The eyes of the world were on the ladies' singles final between Marion Bartoli and Sabine Lisicki.
Amélie Mauresmo - one of two other French Grand Slam champions in the Open Era - was in Bartoli's box.
And sitting over in the Royal Box, two Wimbledon legends - Martina Navratilova and Billie Jean King.
Martina Hingis - who won Wimbledon as a 16-year-old in 1997 - was also sitting in the Royal Box.
Both Bartoli and Lisicki had a scratchy start - they both lost their opening service games.
But while Lisicki struggled to find her game, Bartoli's level just kept getting better and better.
It was around the hour mark when Bartoli was on the verge of victory, up 61 51 with match points.
With the crowd cheering her on, Lisicki dug deep and made a late surge, catching up to 61 54.
But with an ace that painted the line, Bartoli closed it out, 61 64 - and then, the realization...
Bartoli had been to the Wimbledon final before, in 2007, but lost that one - and now, redemption.
Bartoli had also lost her last three meetings with Lisicki, but this time turned the tables.
Bartoli ran up to her player box to see her father, Walter, as well as Mauresmo and everyone else.
Bartoli is the second Frenchwoman in the Open Era to win Wimbledon - Mauresmo won it in 2006.
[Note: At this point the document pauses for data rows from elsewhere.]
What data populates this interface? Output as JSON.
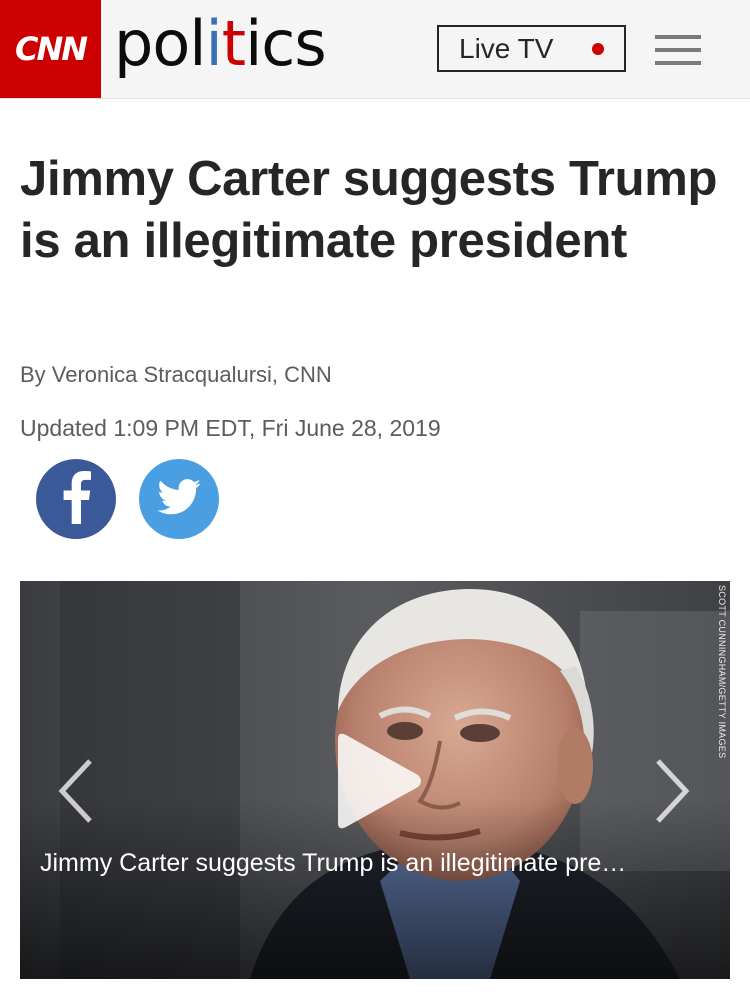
{
  "header": {
    "brand": "CNN",
    "section_parts": [
      "pol",
      "i",
      "t",
      "ics"
    ],
    "live_tv_label": "Live TV",
    "colors": {
      "brand_red": "#cc0000",
      "header_bg": "#f5f5f5"
    }
  },
  "article": {
    "headline": "Jimmy Carter suggests Trump is an illegitimate president",
    "byline": "By Veronica Stracqualursi, CNN",
    "updated": "Updated 1:09 PM EDT, Fri June 28, 2019"
  },
  "share": {
    "facebook_icon": "facebook-icon",
    "twitter_icon": "twitter-icon",
    "facebook_color": "#3b5998",
    "twitter_color": "#4a9fe3"
  },
  "media": {
    "credit": "SCOTT CUNNINGHAM/GETTY IMAGES",
    "caption": "Jimmy Carter suggests Trump is an illegitimate pre…",
    "icons": [
      "play-icon",
      "chevron-left-icon",
      "chevron-right-icon"
    ]
  }
}
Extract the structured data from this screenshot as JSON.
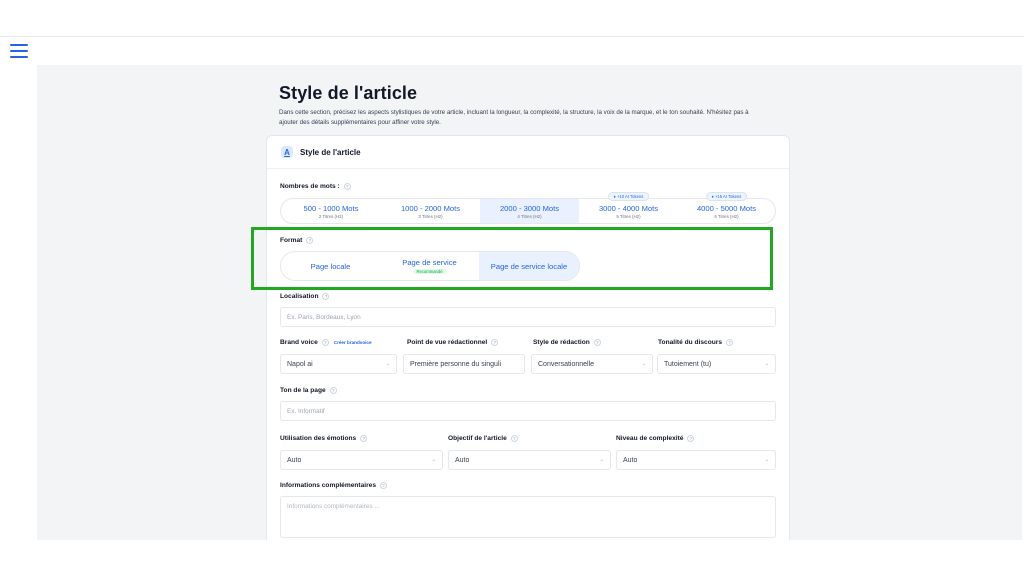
{
  "header": {
    "menu_icon": "hamburger-icon"
  },
  "section": {
    "title": "Style de l'article",
    "description": "Dans cette section, précisez les aspects stylistiques de votre article, incluant la longueur, la complexité, la structure, la voix de la marque, et le ton souhaité. N'hésitez pas à ajouter des détails supplémentaires pour affiner votre style."
  },
  "card": {
    "title": "Style de l'article",
    "icon": "text-style-icon"
  },
  "word_count": {
    "label": "Nombres de mots :",
    "options": [
      {
        "main": "500 - 1000 Mots",
        "sub": "2 Titres (H2)",
        "badge": ""
      },
      {
        "main": "1000 - 2000 Mots",
        "sub": "3 Titres (H2)",
        "badge": ""
      },
      {
        "main": "2000 - 3000 Mots",
        "sub": "4 Titres (H2)",
        "badge": "",
        "active": true
      },
      {
        "main": "3000 - 4000 Mots",
        "sub": "5 Titres (H2)",
        "badge": "+10 AI Tokens"
      },
      {
        "main": "4000 - 5000 Mots",
        "sub": "6 Titres (H2)",
        "badge": "+15 AI Tokens"
      }
    ]
  },
  "format": {
    "label": "Format",
    "options": [
      {
        "main": "Page locale",
        "reco": ""
      },
      {
        "main": "Page de service",
        "reco": "Recommandé"
      },
      {
        "main": "Page de service locale",
        "reco": "",
        "active": true
      }
    ]
  },
  "localisation": {
    "label": "Localisation",
    "placeholder": "Ex. Paris, Bordeaux, Lyon"
  },
  "brand_voice": {
    "label": "Brand voice",
    "link": "Créer brandvoice",
    "value": "Napol ai"
  },
  "point_of_view": {
    "label": "Point de vue rédactionnel",
    "value": "Première personne du singuli"
  },
  "writing_style": {
    "label": "Style de rédaction",
    "value": "Conversationnelle"
  },
  "tone_of_speech": {
    "label": "Tonalité du discours",
    "value": "Tutoiement (tu)"
  },
  "page_tone": {
    "label": "Ton de la page",
    "placeholder": "Ex. Informatif"
  },
  "emotions": {
    "label": "Utilisation des émotions",
    "value": "Auto"
  },
  "objective": {
    "label": "Objectif de l'article",
    "value": "Auto"
  },
  "complexity": {
    "label": "Niveau de complexité",
    "value": "Auto"
  },
  "extra_info": {
    "label": "Informations complémentaires",
    "placeholder": "Informations complémentaires ..."
  },
  "colors": {
    "accent": "#2563eb",
    "highlight": "#22a722",
    "active_bg": "#e8f1fd"
  }
}
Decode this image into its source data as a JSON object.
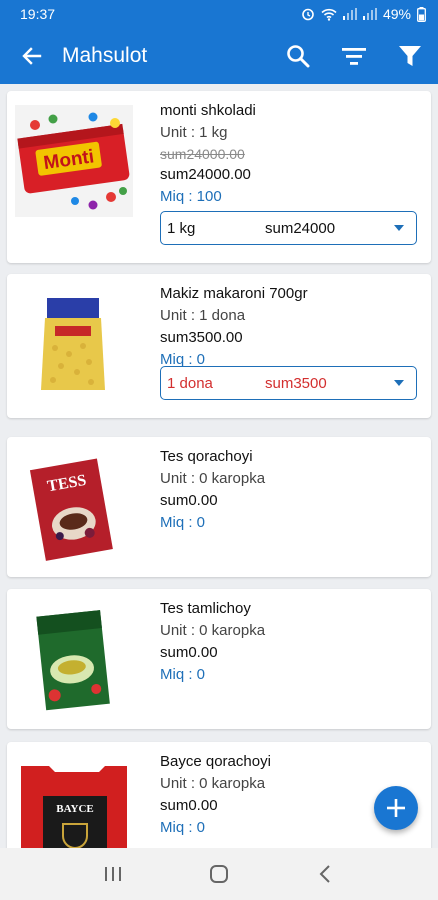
{
  "status_bar": {
    "time": "19:37",
    "battery": "49%"
  },
  "app_bar": {
    "title": "Mahsulot",
    "back_icon": "back-arrow-icon",
    "actions": [
      "search-icon",
      "sort-icon",
      "filter-icon"
    ]
  },
  "products": [
    {
      "name": "monti shkoladi",
      "unit": "Unit : 1 kg",
      "old_price": "sum24000.00",
      "price": "sum24000.00",
      "miq": "Miq : 100",
      "selector": {
        "unit": "1 kg",
        "price": "sum24000",
        "color": "#111111"
      }
    },
    {
      "name": "Makiz makaroni 700gr",
      "unit": "Unit : 1 dona",
      "price": "sum3500.00",
      "miq": "Miq : 0",
      "selector": {
        "unit": "1 dona",
        "price": "sum3500",
        "color": "#d32f2f"
      }
    },
    {
      "name": "Tes qorachoyi",
      "unit": "Unit : 0 karopka",
      "price": "sum0.00",
      "miq": "Miq : 0"
    },
    {
      "name": "Tes tamlichoy",
      "unit": "Unit : 0 karopka",
      "price": "sum0.00",
      "miq": "Miq : 0"
    },
    {
      "name": "Bayce qorachoyi",
      "unit": "Unit : 0 karopka",
      "price": "sum0.00",
      "miq": "Miq : 0"
    }
  ],
  "image_text": {
    "monti": "Monti",
    "tess": "TESS",
    "bayce": "BAYCE"
  },
  "colors": {
    "primary": "#1976d2",
    "link": "#1e6fb8",
    "error": "#d32f2f"
  },
  "fab_icon": "plus-icon",
  "nav_bar": [
    "recents-icon",
    "home-icon",
    "back-icon"
  ]
}
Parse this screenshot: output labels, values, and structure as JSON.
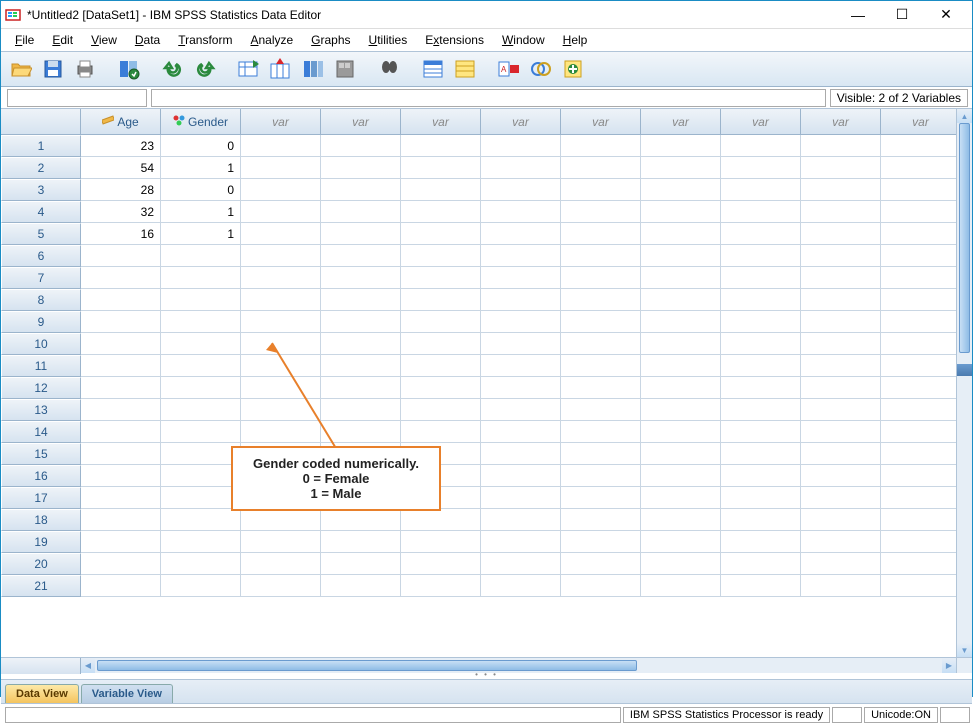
{
  "window": {
    "title": "*Untitled2 [DataSet1] - IBM SPSS Statistics Data Editor",
    "minimize": "—",
    "maximize": "☐",
    "close": "✕"
  },
  "menu": {
    "file": "File",
    "edit": "Edit",
    "view": "View",
    "data": "Data",
    "transform": "Transform",
    "analyze": "Analyze",
    "graphs": "Graphs",
    "utilities": "Utilities",
    "extensions": "Extensions",
    "window": "Window",
    "help": "Help"
  },
  "infobar": {
    "visible": "Visible: 2 of 2 Variables"
  },
  "columns": {
    "age": "Age",
    "gender": "Gender",
    "empty": "var"
  },
  "rows": [
    {
      "n": "1",
      "age": "23",
      "gender": "0"
    },
    {
      "n": "2",
      "age": "54",
      "gender": "1"
    },
    {
      "n": "3",
      "age": "28",
      "gender": "0"
    },
    {
      "n": "4",
      "age": "32",
      "gender": "1"
    },
    {
      "n": "5",
      "age": "16",
      "gender": "1"
    },
    {
      "n": "6",
      "age": "",
      "gender": ""
    },
    {
      "n": "7",
      "age": "",
      "gender": ""
    },
    {
      "n": "8",
      "age": "",
      "gender": ""
    },
    {
      "n": "9",
      "age": "",
      "gender": ""
    },
    {
      "n": "10",
      "age": "",
      "gender": ""
    },
    {
      "n": "11",
      "age": "",
      "gender": ""
    },
    {
      "n": "12",
      "age": "",
      "gender": ""
    },
    {
      "n": "13",
      "age": "",
      "gender": ""
    },
    {
      "n": "14",
      "age": "",
      "gender": ""
    },
    {
      "n": "15",
      "age": "",
      "gender": ""
    },
    {
      "n": "16",
      "age": "",
      "gender": ""
    },
    {
      "n": "17",
      "age": "",
      "gender": ""
    },
    {
      "n": "18",
      "age": "",
      "gender": ""
    },
    {
      "n": "19",
      "age": "",
      "gender": ""
    },
    {
      "n": "20",
      "age": "",
      "gender": ""
    },
    {
      "n": "21",
      "age": "",
      "gender": ""
    }
  ],
  "callout": {
    "line1": "Gender coded numerically.",
    "line2": "0 = Female",
    "line3": "1 = Male"
  },
  "tabs": {
    "data_view": "Data View",
    "variable_view": "Variable View"
  },
  "status": {
    "processor": "IBM SPSS Statistics Processor is ready",
    "unicode": "Unicode:ON"
  }
}
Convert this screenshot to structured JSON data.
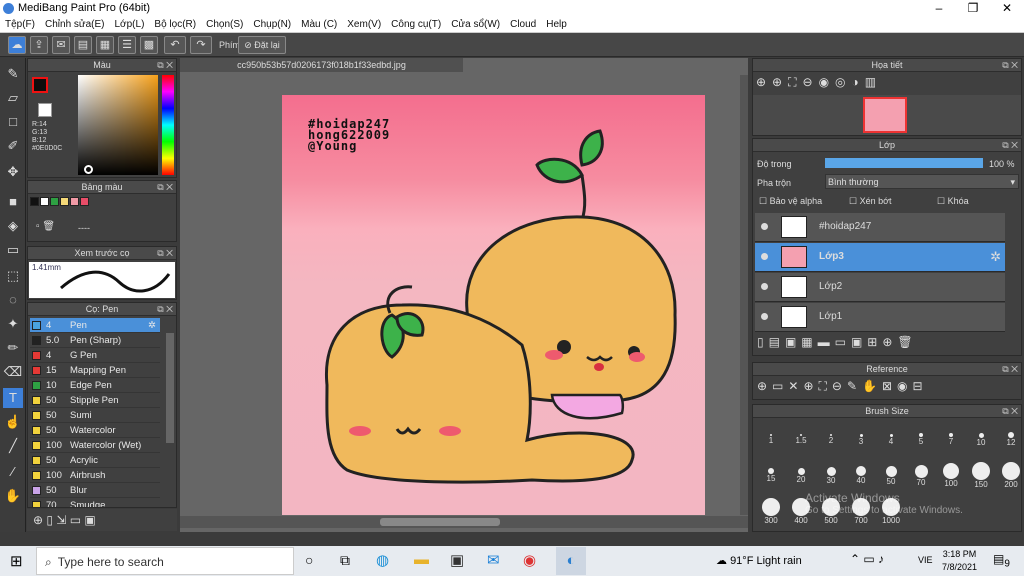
{
  "app": {
    "title": "MediBang Paint Pro (64bit)"
  },
  "menu": [
    "Tệp(F)",
    "Chỉnh sửa(E)",
    "Lớp(L)",
    "Bộ lọc(R)",
    "Chọn(S)",
    "Chụp(N)",
    "Màu (C)",
    "Xem(V)",
    "Công cụ(T)",
    "Cửa sổ(W)",
    "Cloud",
    "Help"
  ],
  "toolbar": {
    "phim_label": "Phím",
    "reset_label": "Đặt lại"
  },
  "color_panel": {
    "title": "Màu",
    "r": "R:14",
    "g": "G:13",
    "b": "B:12",
    "hex": "#0E0D0C"
  },
  "palette_panel": {
    "title": "Bảng màu",
    "swatches": [
      "#111111",
      "#ffffff",
      "#2ea043",
      "#f5d978",
      "#f19aa6",
      "#e84d68"
    ],
    "extra": "----"
  },
  "preview_panel": {
    "title": "Xem trước cọ",
    "size": "1.41mm"
  },
  "brush_panel": {
    "title": "Cọ: Pen",
    "items": [
      {
        "size": "4",
        "name": "Pen",
        "color": "#4aa3df",
        "selected": true
      },
      {
        "size": "5.0",
        "name": "Pen (Sharp)",
        "color": "#222222"
      },
      {
        "size": "4",
        "name": "G Pen",
        "color": "#e53935"
      },
      {
        "size": "15",
        "name": "Mapping Pen",
        "color": "#e53935"
      },
      {
        "size": "10",
        "name": "Edge Pen",
        "color": "#2ea043"
      },
      {
        "size": "50",
        "name": "Stipple Pen",
        "color": "#f2d23c"
      },
      {
        "size": "50",
        "name": "Sumi",
        "color": "#f2d23c"
      },
      {
        "size": "50",
        "name": "Watercolor",
        "color": "#f2d23c"
      },
      {
        "size": "100",
        "name": "Watercolor (Wet)",
        "color": "#f2d23c"
      },
      {
        "size": "50",
        "name": "Acrylic",
        "color": "#f2d23c"
      },
      {
        "size": "100",
        "name": "Airbrush",
        "color": "#f2d23c"
      },
      {
        "size": "50",
        "name": "Blur",
        "color": "#c9a3e8"
      },
      {
        "size": "70",
        "name": "Smudge",
        "color": "#f2d23c"
      }
    ]
  },
  "document": {
    "tab": "cc950b53b57d0206173f018b1f33edbd.jpg",
    "text_lines": [
      "#hoidap247",
      "hong622009",
      "@Young"
    ]
  },
  "navigator_panel": {
    "title": "Họa tiết"
  },
  "layer_panel": {
    "title": "Lớp",
    "opacity_label": "Độ trong",
    "opacity_value": "100 %",
    "opacity": 1.0,
    "blend_label": "Pha trộn",
    "blend_value": "Bình thường",
    "alpha_label": "Bảo vệ alpha",
    "clip_label": "Xén bớt",
    "lock_label": "Khóa",
    "layers": [
      {
        "name": "#hoidap247",
        "selected": false
      },
      {
        "name": "Lớp3",
        "selected": true
      },
      {
        "name": "Lớp2",
        "selected": false
      },
      {
        "name": "Lớp1",
        "selected": false
      }
    ]
  },
  "reference_panel": {
    "title": "Reference"
  },
  "brushsize_panel": {
    "title": "Brush Size",
    "sizes": [
      "1",
      "1.5",
      "2",
      "3",
      "4",
      "5",
      "7",
      "10",
      "12",
      "15",
      "20",
      "30",
      "40",
      "50",
      "70",
      "100",
      "150",
      "200",
      "300",
      "400",
      "500",
      "700",
      "1000"
    ]
  },
  "watermark": {
    "line1": "Activate Windows",
    "line2": "Go to Settings to activate Windows."
  },
  "taskbar": {
    "search_placeholder": "Type here to search",
    "weather": "91°F  Light rain",
    "lang": "VIE",
    "time": "3:18 PM",
    "date": "7/8/2021",
    "notif": "9"
  }
}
Lisicki was trying to become the second German in the Open Era to win a Grand Slam, after Steffi Graf.
Meanwhile, Hsieh Su-Wei was making history alongside Peng Shuai in the ladies' doubles championship.
Hsieh became the first player from Chinese Taipei ever to win a Grand Slam title of any kind.
Ashleigh Barty and Casey Dellacqua were playing their second Grand Slam final of the year together.
Hsieh and Peng have always lifted their game in finals - they are now 6-0 in WTA doubles finals.
Elsewhere, Belinda Bencic was beating Taylor Townsend for her second straight Grand Slam junior title.
Bencic had also won the French Open girls' title, beating Antonia Lottner in the final there.